Incoterms® 2010 are a set of standardised rules for the interpretation of international and domestic trade terms.  Incoterms® 2010 are commonly used in commodity sales contracts to regulate aspects of the relationship between the buyer and the seller.  Incoterms, which were first introduced by the International Chamber of Commerce (ICC) in 1936, were developed to address problems arising out of the inconsistent interpretation of trade terms amongst international trading partners and thereby reduce the number of disputes.  These rules have evolved over time to adapt to the changing nature of international and domestic trade including in relation to security, multi-modal transportation and electronic communications. 

Overview of Incoterms® 2010

There are 11 trade terms specified in Incoterms® 2010 which are divided into two categories – rules for any mode of transport1 (including where there is no waterway transport at all) and rules for sea and inland waterway transport.2  These rules allocate certain costs and risks between the buyer and seller, and delineate responsibilities for practical matters such as customs formalities and duties, loading and unloading, and insurance. 

The most commonly used Incoterms® 2010 in the sale and purchase of resources commodities include Delivered at Place (DAP), Free on Board (FOB) and Cost, Insurance and Freight (CIF), each of which are described in further detail below. 

DAP means that the seller delivers when the goods are placed at the disposal of the buyer on the arriving means of transport ready for unloading at the named place of destination, not cleared for import.  The seller bears all risks involved in bringing the goods to the named place.  However, the seller has no obligation no clear the goods for import, pay any import duty or carry out any import customs formalities.  The seller must clear the goods for export, where applicable.  A requirement to clear goods for export would not apply, for example, in a domestic commodity sales contract.

FOB means that the seller delivers the goods on board the vessel nominated by the buyer at the named port of shipment or procures the goods already so delivered.  The risk of loss of, or damage to, the goods passes when the goods are on board the vessel, and the buyer bears all costs from that moment onwards.  The seller clears the goods for export, however the seller is not obliged to clear the goods for import, pay any import duty or carry out any import customs formalities.  In Incoterms® 2010, the phrase ‘ship’s rail’ is no longer used in FOB, CFR or CIF as a reference point at which cost and risk shifts from the seller to the buyer. 

CIF means that the seller delivers the goods on board the vessel or procures the goods already so delivered.

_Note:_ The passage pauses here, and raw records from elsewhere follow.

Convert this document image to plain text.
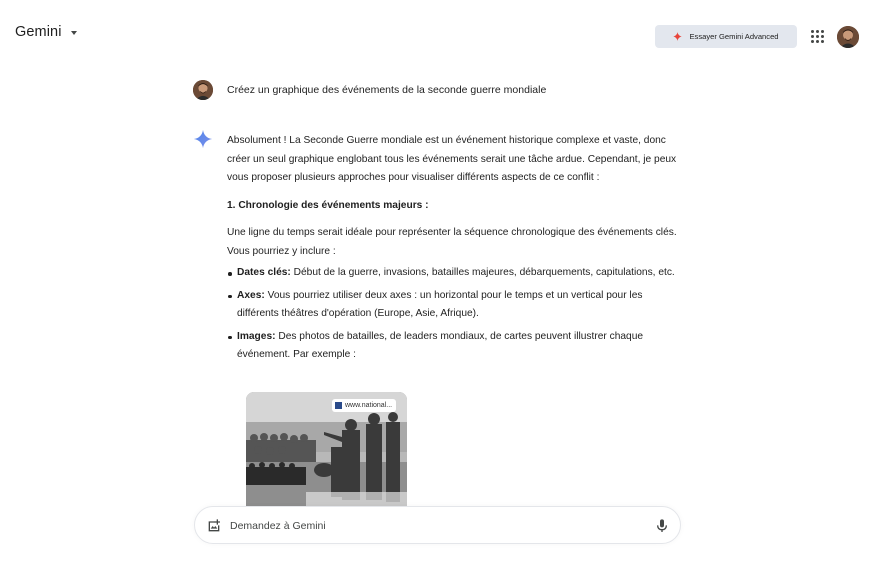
Gemini	Essayer Gemini Advanced
Créez un graphique des événements de la seconde guerre mondiale

Absolument ! La Seconde Guerre mondiale est un événement historique complexe et vaste, donc créer un seul graphique englobant tous les événements serait une tâche ardue. Cependant, je peux vous proposer plusieurs approches pour visualiser différents aspects de ce conflit :

1. Chronologie des événements majeurs :

Une ligne du temps serait idéale pour représenter la séquence chronologique des événements clés. Vous pourriez y inclure :

Dates clés: Début de la guerre, invasions, batailles majeures, débarquements, capitulations, etc.
Axes: Vous pourriez utiliser deux axes : un horizontal pour le temps et un vertical pour les différents théâtres d'opération (Europe, Asie, Afrique).
Images: Des photos de batailles, de leaders mondiaux, de cartes peuvent illustrer chaque événement. Par exemple :
www.national...
Demandez à Gemini
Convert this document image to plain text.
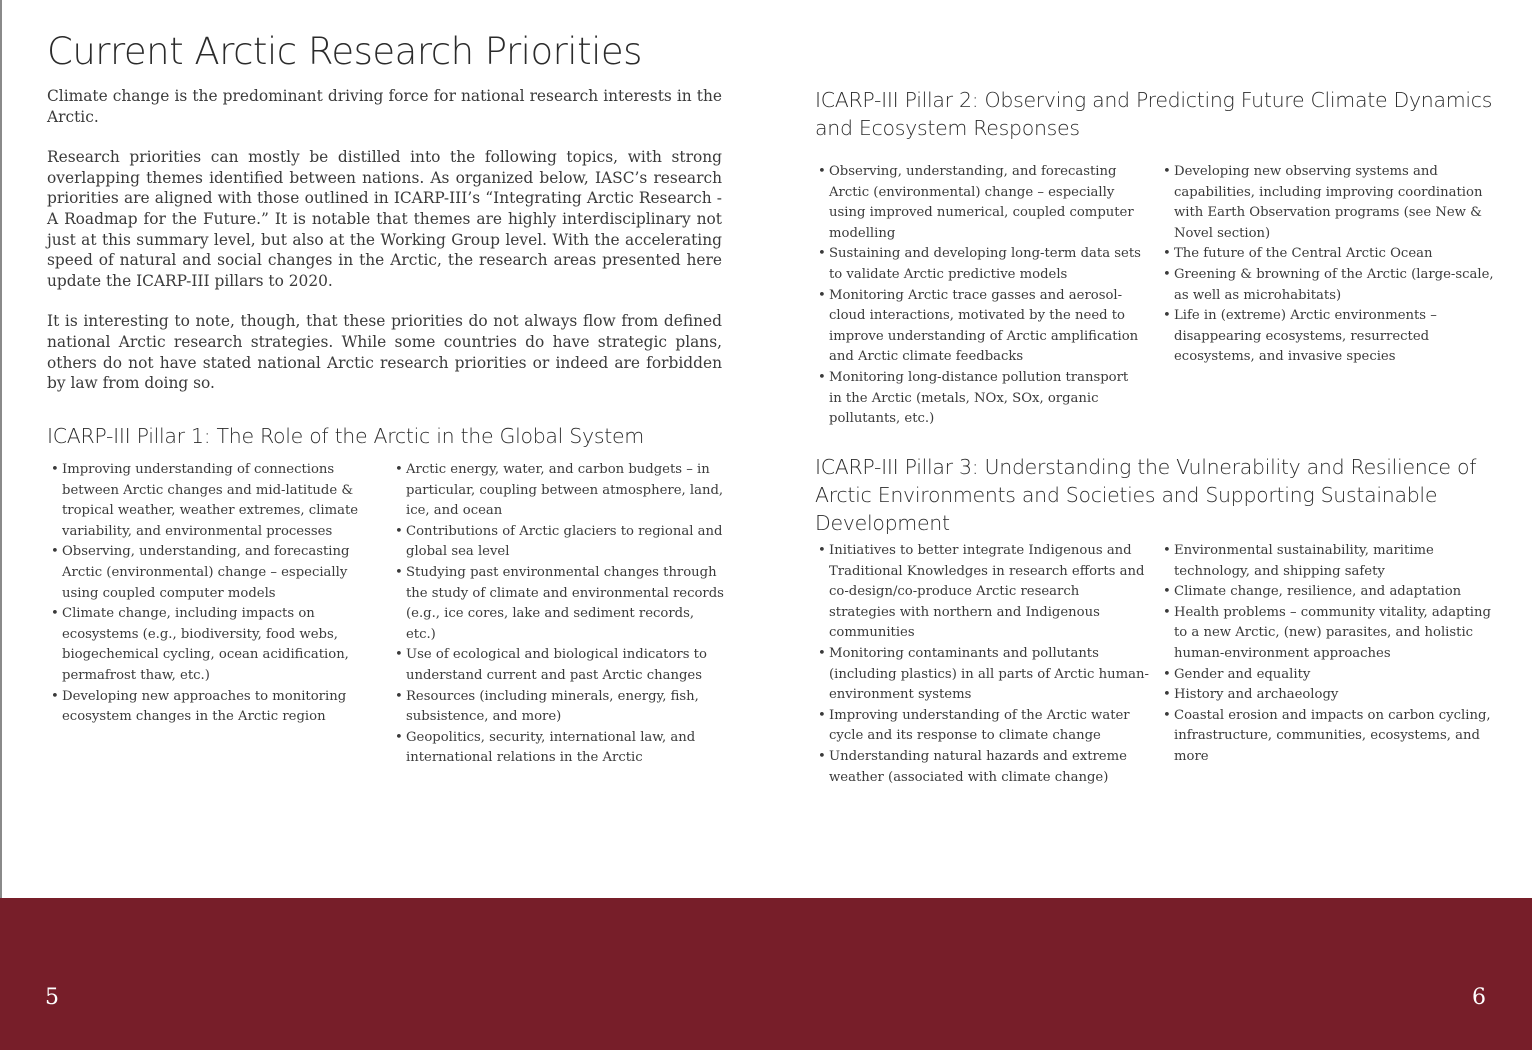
Current Arctic Research Priorities

Climate change is the predominant driving force for national research interests in the Arctic.

Research priorities can mostly be distilled into the following topics, with strong overlapping themes identified between nations. As organized below, IASC’s research priorities are aligned with those outlined in ICARP-III’s “Integrating Arctic Research - A Roadmap for the Future.” It is notable that themes are highly interdisciplinary not just at this summary level, but also at the Working Group level. With the accelerating speed of natural and social changes in the Arctic, the research areas presented here update the ICARP-III pillars to 2020.

It is interesting to note, though, that these priorities do not always flow from defined national Arctic research strategies. While some countries do have strategic plans, others do not have stated national Arctic research priorities or indeed are forbidden by law from doing so.

ICARP-III Pillar 1: The Role of the Arctic in the Global System
• Improving understanding of connections between Arctic changes and mid-latitude & tropical weather, weather extremes, climate variability, and environmental processes
• Observing, understanding, and forecasting Arctic (environmental) change – especially using coupled computer models
• Climate change, including impacts on ecosystems (e.g., biodiversity, food webs, biogechemical cycling, ocean acidification, permafrost thaw, etc.)
• Developing new approaches to monitoring ecosystem changes in the Arctic region
• Arctic energy, water, and carbon budgets – in particular, coupling between atmosphere, land, ice, and ocean
• Contributions of Arctic glaciers to regional and global sea level
• Studying past environmental changes through the study of climate and environmental records (e.g., ice cores, lake and sediment records, etc.)
• Use of ecological and biological indicators to understand current and past Arctic changes
• Resources (including minerals, energy, fish, subsistence, and more)
• Geopolitics, security, international law, and international relations in the Arctic
ICARP-III Pillar 2: Observing and Predicting Future Climate Dynamics and Ecosystem Responses
• Observing, understanding, and forecasting Arctic (environmental) change – especially using improved numerical, coupled computer modelling
• Sustaining and developing long-term data sets to validate Arctic predictive models
• Monitoring Arctic trace gasses and aerosol-cloud interactions, motivated by the need to improve understanding of Arctic amplification and Arctic climate feedbacks
• Monitoring long-distance pollution transport in the Arctic (metals, NOx, SOx, organic pollutants, etc.)
• Developing new observing systems and capabilities, including improving coordination with Earth Observation programs (see New & Novel section)
• The future of the Central Arctic Ocean
• Greening & browning of the Arctic (large-scale, as well as microhabitats)
• Life in (extreme) Arctic environments – disappearing ecosystems, resurrected ecosystems, and invasive species
ICARP-III Pillar 3: Understanding the Vulnerability and Resilience of Arctic Environments and Societies and Supporting Sustainable Development
• Initiatives to better integrate Indigenous and Traditional Knowledges in research efforts and co-design/co-produce Arctic research strategies with northern and Indigenous communities
• Monitoring contaminants and pollutants (including plastics) in all parts of Arctic human-environment systems
• Improving understanding of the Arctic water cycle and its response to climate change
• Understanding natural hazards and extreme weather (associated with climate change)
• Environmental sustainability, maritime technology, and shipping safety
• Climate change, resilience, and adaptation
• Health problems – community vitality, adapting to a new Arctic, (new) parasites, and holistic human-environment approaches
• Gender and equality
• History and archaeology
• Coastal erosion and impacts on carbon cycling, infrastructure, communities, ecosystems, and more
5	6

The risk of loss of, or damage to, the goods passes when the goods are on board the vessel.  However, the seller must also contract, and pay the costs and freight necessary, to bring the goods to the named port of destination.  The seller also contracts for insurance cover against the buyer’s risk of loss of or damage to the goods during the carriage.  The seller clears the goods for export, however the seller has no obligation to clear the goods for import. 

Recommendations for using Incoterms® 2010 

No substitute for a sales contract: Although Incoterms® 2010 deal with a number of important matters relating to the sale and purchase of commodities, they are by no means a substitute for a sale of goods contract as they do not provide a comprehensive set of sale and purchase terms.  Incoterms® 2010 do not deal with matters such as price, payment mechanisms, specifications, force majeure, breach and termination, dispute resolution or governing law.  Even where the Incoterms® 2010 deal with a particular matter, the sale of goods contract may need to expand on the relevant obligations.  For example, under CIF the seller is required to obtain insurance only on minimum cover.  If the buyer requires the seller to effect more comprehensive insurance, then it must ensure that the seller is contractually obliged to do so. 

Choosing the right rule: When considering the use of Incoterms® 2010 in a commodity sales contract, it is important to carefully consider which rule is most appropriate in terms of the cost and risk allocation agreed between the parties, the method of transport and loading arrangements.  By way of example, if a container of goods is dispatched from a seller’s premises under an FOB arrangement then, even though the container is under the control of the carrier when it leaves the warehouse, the risk in the goods remains with the seller until the container is on board the nominated vessel.  If the seller intends for risk to pass when the container of goods leaves the warehouse under the control of the carrier then, as recommended by the ICC, FCA is the most appropriate ‘F term’.  Similarly, the ICC recommends the use of CIP, rather than CIF, for containerised goods which are typically handed over to a carrier before they are on board the vessel. 

Consistency with sales contracts and carriage contracts: The use of any Incoterms® 2010 in a sales contract must be consistent with the remainder of the sales contract in terms of cost and risk allocation, insurance obligations, liability for duties and loading or unloading arrangements, and should also be consistent with any harbour regulations.  The choice of rule should also be consistent with transportation or carriage contracts.  For example, under DAP and CIF the buyer is responsible for unloading at the port of destination.  However, if the seller’s contract of carriage includes unloading services at the port of destination, then the seller will not be able to recover its costs for unloading under its contract of carriage unless it is expressly agreed between the buyer and seller. 

Proper referencing: If the parties intend for an Incoterms® 2010 rule to apply to their contract, the rule must be clearly specified in the contract by properly referencing the chosen rule, naming the relevant place or port and referring to ‘Incoterms® 2010’.  Incoterms® 2010 can only work if the parties name a place or port, and will work best when the place or port is chosen as precisely as possible including a particular point in that place or port.  When using rules such as CIF, the parties may wish to specify both of the port of shipment and the port of destination.  There is a heightened risk of a dispute where the seller or the buyer (as applicable) is located some distance from a port or has the choice of several possible ports with different handling and shipping charges. 

In summary, it is important that care is taken when selecting and using Incoterms® 2010 to ensure that problems of interpretation and the risk of disputes are minimised. 

The article was written by Jay Leary, Partner and Louise Bell, Senior Associate, Brisbane.

Endnotes

  1. Ex Works (EXW), Free Carrier (FCA), Carriage Paid To (CPT), Cost and Insurance Paid To (CIP), Delivered at Terminal (DAT), Delivered at Place (DAP) and Delivered Duty Paid (DDP). 
  2. Free Alongside Ship (FAS), Free On Board (FOB), Cost and Freight (CFR) and Cost, Insurance and Freight (CIF).